Ben-Neth is back behind bars, but several clients of his Attorney’s Legal Services Inc., which was listed in the Tacoma Yellow Pages, are out thousands of dollars. His caper, detailed last week by Times reporter Eric Nadler, should have been nipped in the bud before much damage was done.
Initially, Ben-Neth said he was only providing paralegal services – such things as investigation and research. No license is needed for that. The state should require that paralegals working on their own be licensed.
In the end, Ben-Neth pleaded guilty of the unauthorized practice of law, a misdemeanor.
His parole from a 1981 sentence for theft and check fraud was revoked a week ago by the state Board of Prison Terms and Paroles, which found that he had pretended to be a lawyer, misappropriated his clients’ money, traveled out of state without permission, owned a handgun, and allegedly attempted to sexually assault a secretary who complained about him. Only after that secretary’s complaint did the wheels of justice begin churning.

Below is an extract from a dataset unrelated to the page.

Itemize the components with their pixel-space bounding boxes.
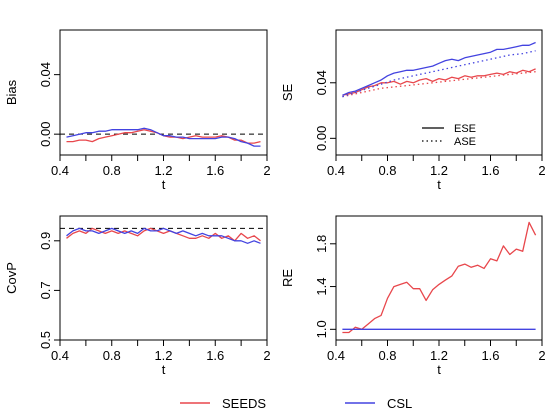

One bilked client had complained as early as February 1985 to the state Bar Association and later to the Pierce County prosecutor.
The bar’s response was that it oversees real attorneys – not fake ones. It took no action.
The police investigation didn’t start for months. And the Department of Corrections begged it all off to understaffing.
As excuses go, those were 0-for-3.
Ben-Neth got into trouble in 1981 with probation officers in King County for unauthorized practice of law while on probation. Yet, two years later, his parole officer allowed him to start work as an independent paralegal in Tacoma. That’s just not an understaffing problem. That’s horrible judgment.
The Bar Association has been urged to file civil injunctions against such people as Ben-Neth so that prosecutors can move before clients suffer extensive losses. But Wayne Wilson, bar spokesman, said the bar will not try to supervise anyone who is not a licensed attorney.
There’s lots of room for rethinking there. Fake attorneys, left to operate even after bilking complaints have been made, certainly ought to be a bar concern.